"I've had a change of plans," my brother explains breezily over the phone. "Would you like me to stay over tomorrow night and let the two of you go out?" Can he doubt the reply, I wonder. "Yes, yes, we'd love it," we chorus, like children asked if they want Christmas early. Brother, for such a considerate act we would place your photo on the mantlepiece alongside the grandparents, even name a teddy after you.

And so, like the beneficiaries of a building society windfall, we mentally spend our gift several times over. How about a meal out? Or why not lounge around that boozy jazz club we used to frequent? Eventually we agree on a film, but I need a crash course in contemporary cinema.
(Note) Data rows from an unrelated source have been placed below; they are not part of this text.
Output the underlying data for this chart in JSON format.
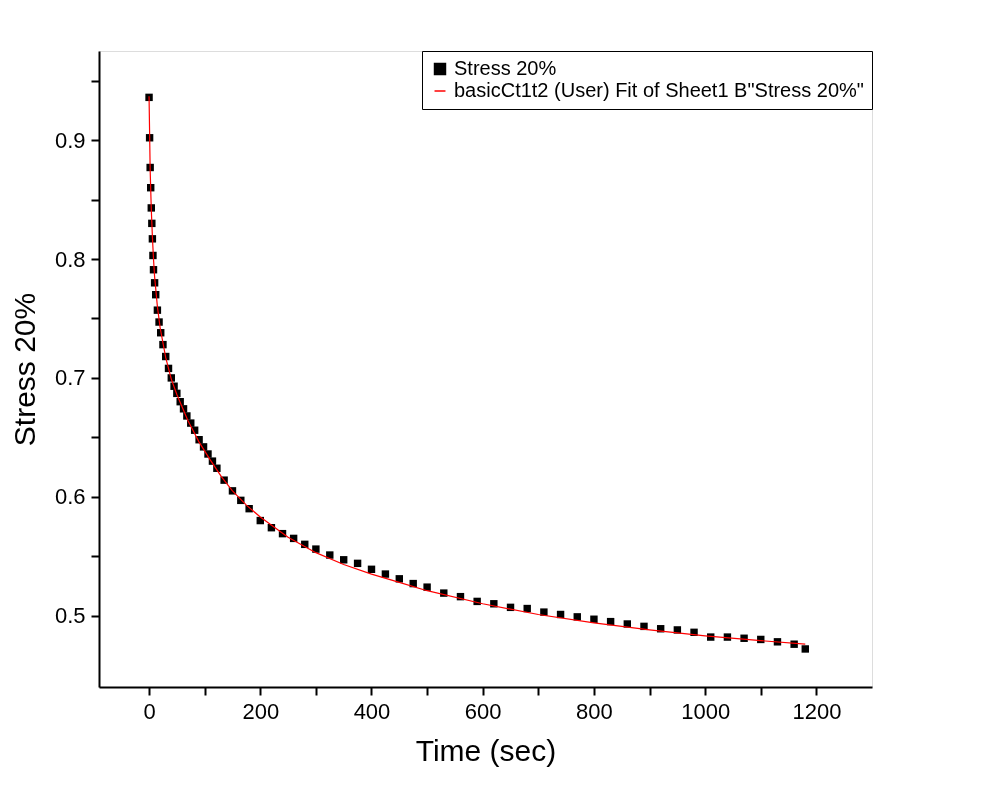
{
  "chart_data": {
    "type": "scatter",
    "xlabel": "Time (sec)",
    "ylabel": "Stress 20%",
    "xlim": [
      -90,
      1300
    ],
    "ylim": [
      0.44,
      0.975
    ],
    "xticks": [
      0,
      {
        "value": 100,
        "label": null
      },
      200,
      {
        "value": 300,
        "label": null
      },
      400,
      {
        "value": 500,
        "label": null
      },
      600,
      {
        "value": 700,
        "label": null
      },
      800,
      {
        "value": 900,
        "label": null
      },
      1000,
      {
        "value": 1100,
        "label": null
      },
      1200
    ],
    "yticks": [
      0.5,
      {
        "value": 0.55,
        "label": null
      },
      0.6,
      {
        "value": 0.65,
        "label": null
      },
      0.7,
      {
        "value": 0.75,
        "label": null
      },
      0.8,
      {
        "value": 0.85,
        "label": null
      },
      0.9,
      {
        "value": 0.95,
        "label": null
      }
    ],
    "grid": false,
    "legend": "top right",
    "series": [
      {
        "name": "Stress 20%",
        "color": "#000000",
        "marker": "square",
        "x": [
          0,
          1,
          2,
          3,
          4,
          5,
          6,
          7,
          8,
          10,
          12,
          15,
          18,
          21,
          25,
          30,
          35,
          40,
          45,
          50,
          56,
          62,
          68,
          75,
          82,
          90,
          98,
          106,
          114,
          122,
          135,
          150,
          165,
          180,
          200,
          220,
          240,
          260,
          280,
          300,
          325,
          350,
          375,
          400,
          425,
          450,
          475,
          500,
          530,
          560,
          590,
          620,
          650,
          680,
          710,
          740,
          770,
          800,
          830,
          860,
          890,
          920,
          950,
          980,
          1010,
          1040,
          1070,
          1100,
          1130,
          1160,
          1180
        ],
        "values": [
          0.936,
          0.902,
          0.877,
          0.86,
          0.843,
          0.83,
          0.817,
          0.803,
          0.791,
          0.78,
          0.77,
          0.757,
          0.747,
          0.738,
          0.728,
          0.718,
          0.708,
          0.7,
          0.693,
          0.687,
          0.68,
          0.674,
          0.668,
          0.662,
          0.656,
          0.648,
          0.642,
          0.636,
          0.63,
          0.624,
          0.614,
          0.605,
          0.597,
          0.59,
          0.58,
          0.574,
          0.569,
          0.565,
          0.56,
          0.556,
          0.551,
          0.547,
          0.544,
          0.539,
          0.535,
          0.531,
          0.527,
          0.524,
          0.519,
          0.516,
          0.512,
          0.51,
          0.507,
          0.506,
          0.503,
          0.501,
          0.499,
          0.497,
          0.495,
          0.493,
          0.491,
          0.489,
          0.488,
          0.486,
          0.482,
          0.482,
          0.481,
          0.48,
          0.478,
          0.476,
          0.472
        ]
      },
      {
        "name": "basicCt1t2 (User) Fit of Sheet1 B\"Stress 20%\"",
        "type": "line",
        "color": "#ff0000",
        "line_style": "solid",
        "marker": "none",
        "x": [
          0,
          2,
          4,
          6,
          8,
          10,
          15,
          20,
          30,
          40,
          50,
          70,
          90,
          110,
          130,
          150,
          175,
          200,
          250,
          300,
          350,
          400,
          450,
          500,
          600,
          700,
          800,
          900,
          1000,
          1100,
          1180
        ],
        "values": [
          0.937,
          0.875,
          0.842,
          0.819,
          0.8,
          0.785,
          0.76,
          0.742,
          0.717,
          0.699,
          0.686,
          0.664,
          0.646,
          0.631,
          0.617,
          0.605,
          0.593,
          0.583,
          0.566,
          0.553,
          0.543,
          0.535,
          0.528,
          0.521,
          0.51,
          0.501,
          0.494,
          0.488,
          0.483,
          0.479,
          0.476
        ]
      }
    ]
  }
}
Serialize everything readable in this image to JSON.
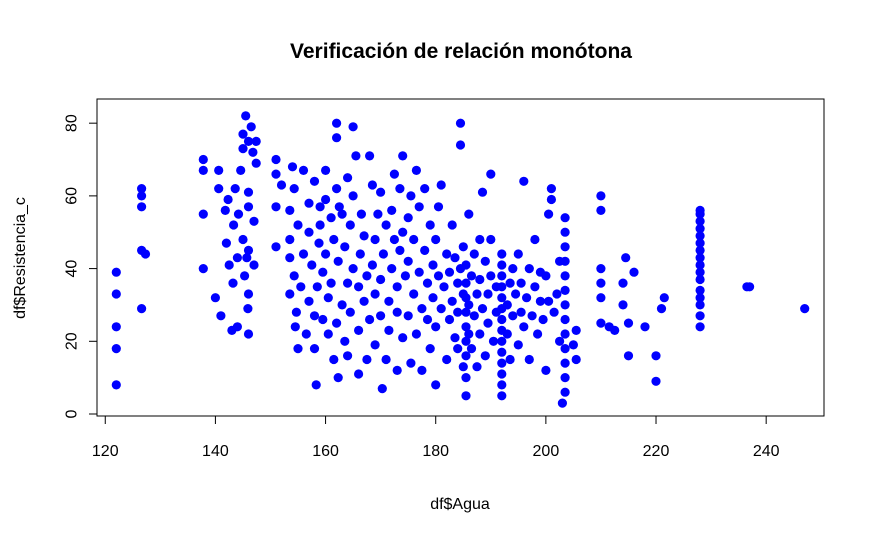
{
  "chart_data": {
    "type": "scatter",
    "title": "Verificación de relación monótona",
    "xlabel": "df$Agua",
    "ylabel": "df$Resistencia_c",
    "xlim": [
      118.5,
      250.5
    ],
    "ylim": [
      0,
      85
    ],
    "xticks": [
      "120",
      "140",
      "160",
      "180",
      "200",
      "220",
      "240"
    ],
    "yticks": [
      "0",
      "20",
      "40",
      "60",
      "80"
    ],
    "grid": false,
    "legend": "none",
    "point_color": "#0000ff",
    "series": [
      {
        "points": [
          [
            122,
            8
          ],
          [
            122,
            18
          ],
          [
            122,
            24
          ],
          [
            122,
            33
          ],
          [
            122,
            39
          ],
          [
            126.6,
            29
          ],
          [
            126.6,
            45
          ],
          [
            126.6,
            57
          ],
          [
            126.6,
            60
          ],
          [
            126.6,
            62
          ],
          [
            127.3,
            44
          ],
          [
            137.8,
            40
          ],
          [
            137.8,
            55
          ],
          [
            137.8,
            67
          ],
          [
            137.8,
            70
          ],
          [
            140,
            32
          ],
          [
            140.6,
            62
          ],
          [
            140.6,
            67
          ],
          [
            141,
            27
          ],
          [
            141.8,
            56
          ],
          [
            142,
            47
          ],
          [
            142.3,
            59
          ],
          [
            142.5,
            41
          ],
          [
            143,
            23
          ],
          [
            143.2,
            36
          ],
          [
            143.3,
            52
          ],
          [
            143.6,
            62
          ],
          [
            144,
            43
          ],
          [
            144,
            24
          ],
          [
            144.2,
            55
          ],
          [
            144.6,
            67
          ],
          [
            145,
            48
          ],
          [
            145,
            73
          ],
          [
            145,
            77
          ],
          [
            145.3,
            38
          ],
          [
            145.5,
            82
          ],
          [
            145.7,
            43
          ],
          [
            145.9,
            29
          ],
          [
            146,
            22
          ],
          [
            146,
            33
          ],
          [
            146,
            45
          ],
          [
            146,
            57
          ],
          [
            146,
            61
          ],
          [
            146,
            75
          ],
          [
            146.5,
            79
          ],
          [
            146.8,
            72
          ],
          [
            147,
            41
          ],
          [
            147,
            53
          ],
          [
            147.4,
            69
          ],
          [
            147.4,
            75
          ],
          [
            151,
            70
          ],
          [
            151,
            66
          ],
          [
            151,
            57
          ],
          [
            151,
            46
          ],
          [
            152,
            63
          ],
          [
            153.5,
            33
          ],
          [
            153.5,
            43
          ],
          [
            153.5,
            48
          ],
          [
            153.5,
            56
          ],
          [
            154,
            68
          ],
          [
            154.3,
            38
          ],
          [
            154.3,
            62
          ],
          [
            154.5,
            24
          ],
          [
            154.7,
            28
          ],
          [
            155,
            18
          ],
          [
            155,
            52
          ],
          [
            155.5,
            35
          ],
          [
            156,
            44
          ],
          [
            156,
            67
          ],
          [
            156.5,
            22
          ],
          [
            157,
            31
          ],
          [
            157,
            58
          ],
          [
            157,
            50
          ],
          [
            157.5,
            41
          ],
          [
            158,
            27
          ],
          [
            158,
            18
          ],
          [
            158,
            64
          ],
          [
            158.3,
            8
          ],
          [
            158.5,
            35
          ],
          [
            158.8,
            47
          ],
          [
            159,
            57
          ],
          [
            159,
            52
          ],
          [
            159.5,
            26
          ],
          [
            159.5,
            39
          ],
          [
            160,
            44
          ],
          [
            160,
            59
          ],
          [
            160,
            67
          ],
          [
            160.5,
            22
          ],
          [
            160.5,
            32
          ],
          [
            161,
            54
          ],
          [
            161,
            36
          ],
          [
            161.5,
            15
          ],
          [
            161.5,
            48
          ],
          [
            162,
            25
          ],
          [
            162,
            62
          ],
          [
            162,
            76
          ],
          [
            162,
            80
          ],
          [
            162.3,
            10
          ],
          [
            162.3,
            42
          ],
          [
            162.5,
            57
          ],
          [
            163,
            30
          ],
          [
            163,
            55
          ],
          [
            163.5,
            20
          ],
          [
            163.5,
            46
          ],
          [
            164,
            36
          ],
          [
            164,
            65
          ],
          [
            164,
            16
          ],
          [
            164.5,
            28
          ],
          [
            164.5,
            52
          ],
          [
            165,
            40
          ],
          [
            165,
            60
          ],
          [
            165,
            79
          ],
          [
            165.5,
            71
          ],
          [
            166,
            11
          ],
          [
            166,
            23
          ],
          [
            166,
            35
          ],
          [
            166.3,
            44
          ],
          [
            166.5,
            55
          ],
          [
            167,
            31
          ],
          [
            167,
            49
          ],
          [
            167.5,
            15
          ],
          [
            167.5,
            38
          ],
          [
            168,
            26
          ],
          [
            168,
            71
          ],
          [
            168.5,
            63
          ],
          [
            168.5,
            41
          ],
          [
            169,
            19
          ],
          [
            169,
            33
          ],
          [
            169,
            48
          ],
          [
            169.5,
            55
          ],
          [
            170,
            27
          ],
          [
            170,
            37
          ],
          [
            170,
            61
          ],
          [
            170.3,
            7
          ],
          [
            170.5,
            44
          ],
          [
            171,
            15
          ],
          [
            171,
            52
          ],
          [
            171.5,
            31
          ],
          [
            171.5,
            23
          ],
          [
            172,
            40
          ],
          [
            172,
            56
          ],
          [
            172.5,
            66
          ],
          [
            172.5,
            48
          ],
          [
            173,
            12
          ],
          [
            173,
            28
          ],
          [
            173,
            35
          ],
          [
            173.5,
            45
          ],
          [
            173.5,
            62
          ],
          [
            174,
            21
          ],
          [
            174,
            50
          ],
          [
            174,
            71
          ],
          [
            174.5,
            38
          ],
          [
            175,
            27
          ],
          [
            175,
            42
          ],
          [
            175,
            54
          ],
          [
            175.5,
            14
          ],
          [
            175.5,
            60
          ],
          [
            176,
            33
          ],
          [
            176,
            48
          ],
          [
            176.5,
            67
          ],
          [
            176.5,
            22
          ],
          [
            177,
            39
          ],
          [
            177,
            57
          ],
          [
            177.5,
            29
          ],
          [
            177.5,
            12
          ],
          [
            178,
            45
          ],
          [
            178,
            62
          ],
          [
            178.5,
            36
          ],
          [
            178.5,
            26
          ],
          [
            179,
            52
          ],
          [
            179,
            18
          ],
          [
            179.5,
            32
          ],
          [
            179.5,
            41
          ],
          [
            180,
            48
          ],
          [
            180,
            8
          ],
          [
            180,
            24
          ],
          [
            180.5,
            38
          ],
          [
            180.5,
            57
          ],
          [
            181,
            29
          ],
          [
            181,
            63
          ],
          [
            181.5,
            35
          ],
          [
            182,
            44
          ],
          [
            182,
            15
          ],
          [
            182.5,
            26
          ],
          [
            182.5,
            39
          ],
          [
            183,
            52
          ],
          [
            183,
            31
          ],
          [
            183.5,
            21
          ],
          [
            183.5,
            43
          ],
          [
            184,
            36
          ],
          [
            184,
            28
          ],
          [
            184,
            18
          ],
          [
            184.5,
            40
          ],
          [
            184.5,
            74
          ],
          [
            184.5,
            80
          ],
          [
            185,
            13
          ],
          [
            185,
            33
          ],
          [
            185,
            46
          ],
          [
            185.5,
            5
          ],
          [
            185.5,
            10
          ],
          [
            185.5,
            16
          ],
          [
            185.5,
            20
          ],
          [
            185.5,
            24
          ],
          [
            185.5,
            28
          ],
          [
            185.5,
            32
          ],
          [
            185.5,
            36
          ],
          [
            185.5,
            41
          ],
          [
            186,
            55
          ],
          [
            186,
            22
          ],
          [
            186,
            30
          ],
          [
            186.5,
            18
          ],
          [
            186.5,
            38
          ],
          [
            187,
            27
          ],
          [
            187,
            44
          ],
          [
            187.5,
            33
          ],
          [
            187.5,
            13
          ],
          [
            188,
            48
          ],
          [
            188,
            22
          ],
          [
            188,
            37
          ],
          [
            188.5,
            29
          ],
          [
            188.5,
            61
          ],
          [
            189,
            42
          ],
          [
            189,
            16
          ],
          [
            189.5,
            33
          ],
          [
            189.5,
            25
          ],
          [
            190,
            38
          ],
          [
            190,
            66
          ],
          [
            190,
            48
          ],
          [
            190.5,
            20
          ],
          [
            191,
            28
          ],
          [
            191,
            35
          ],
          [
            192,
            5
          ],
          [
            192,
            8
          ],
          [
            192,
            11
          ],
          [
            192,
            14
          ],
          [
            192,
            17
          ],
          [
            192,
            20
          ],
          [
            192,
            23
          ],
          [
            192,
            26
          ],
          [
            192,
            29
          ],
          [
            192,
            32
          ],
          [
            192,
            35
          ],
          [
            192,
            38
          ],
          [
            192,
            41
          ],
          [
            192,
            44
          ],
          [
            193,
            30
          ],
          [
            193,
            22
          ],
          [
            193.5,
            36
          ],
          [
            193.5,
            15
          ],
          [
            194,
            27
          ],
          [
            194,
            40
          ],
          [
            194.5,
            33
          ],
          [
            195,
            19
          ],
          [
            195,
            44
          ],
          [
            195.5,
            28
          ],
          [
            195.5,
            36
          ],
          [
            196,
            24
          ],
          [
            196,
            64
          ],
          [
            196.5,
            32
          ],
          [
            197,
            40
          ],
          [
            197,
            15
          ],
          [
            197.5,
            27
          ],
          [
            198,
            48
          ],
          [
            198,
            35
          ],
          [
            198.5,
            22
          ],
          [
            199,
            31
          ],
          [
            199,
            39
          ],
          [
            199.5,
            26
          ],
          [
            200,
            38
          ],
          [
            200,
            12
          ],
          [
            200.5,
            55
          ],
          [
            200.5,
            31
          ],
          [
            201,
            59
          ],
          [
            201,
            62
          ],
          [
            201.5,
            28
          ],
          [
            202,
            33
          ],
          [
            202.5,
            20
          ],
          [
            202.5,
            42
          ],
          [
            203,
            3
          ],
          [
            203.5,
            6
          ],
          [
            203.5,
            10
          ],
          [
            203.5,
            14
          ],
          [
            203.5,
            18
          ],
          [
            203.5,
            22
          ],
          [
            203.5,
            26
          ],
          [
            203.5,
            30
          ],
          [
            203.5,
            34
          ],
          [
            203.5,
            38
          ],
          [
            203.5,
            42
          ],
          [
            203.5,
            46
          ],
          [
            203.5,
            50
          ],
          [
            203.5,
            54
          ],
          [
            205,
            19
          ],
          [
            205.5,
            23
          ],
          [
            205.5,
            15
          ],
          [
            210,
            25
          ],
          [
            210,
            32
          ],
          [
            210,
            36
          ],
          [
            210,
            40
          ],
          [
            210,
            56
          ],
          [
            210,
            60
          ],
          [
            211.5,
            24
          ],
          [
            212.5,
            23
          ],
          [
            214,
            36
          ],
          [
            214,
            30
          ],
          [
            214.5,
            43
          ],
          [
            215,
            16
          ],
          [
            215,
            25
          ],
          [
            216,
            39
          ],
          [
            218,
            24
          ],
          [
            220,
            9
          ],
          [
            220,
            16
          ],
          [
            221,
            29
          ],
          [
            221.5,
            32
          ],
          [
            228,
            24
          ],
          [
            228,
            27
          ],
          [
            228,
            30
          ],
          [
            228,
            32
          ],
          [
            228,
            34
          ],
          [
            228,
            37
          ],
          [
            228,
            39
          ],
          [
            228,
            41
          ],
          [
            228,
            43
          ],
          [
            228,
            45
          ],
          [
            228,
            47
          ],
          [
            228,
            49
          ],
          [
            228,
            51
          ],
          [
            228,
            53
          ],
          [
            228,
            55
          ],
          [
            228,
            56
          ],
          [
            236.5,
            35
          ],
          [
            237,
            35
          ],
          [
            247,
            29
          ]
        ]
      }
    ]
  }
}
Having opened the listings pages for the first time in ages, I find I'm reading them differently than in the past. Pre-baby, I looked immediately for the West End options, offering maximum post-film choice of restaurants, bars and general mayhem. That's out now - you can't park there easily, making late arrival and quick getaway impossible. And we soon whittle away the choices at the locals. The lengthy Titanic is out: it starts before bedtime and finishes so late that my brother might be on to the

Samaritans. The same goes for Tarantino's Jackie Brown. Then there's the quality question. The film must have depth, something to savour after our immediate gratification in case it's a while until we return. And I need escapism. So As Good As It Gets, starring Helen Hunt as single parent of sick child, is out. Likewise The Ice Storm, about the ugliness of family life. The Butcher Boy finally wins out (good parking, late start, plenty of psychological weirdness to discuss afterwards.)

But will we actually get there? There's the frenzy of feeding everyone in time. Then you have to engineer the trick of getting child down to sleep with routine calmness.

Somehow, we slip away and reach the screen with minutes to spare. It all feels very familiar, but changed. Bacardi drinkers face a fresh chapter of that sleazy Caribbean story. Smirnoff adverts have grown even more surreal. I check my pager, sootherto parental paranoia. No message. I remember feeling like this once before. I was lying on a comfortable bed after weeks of teenage camping. Fabulous luxury.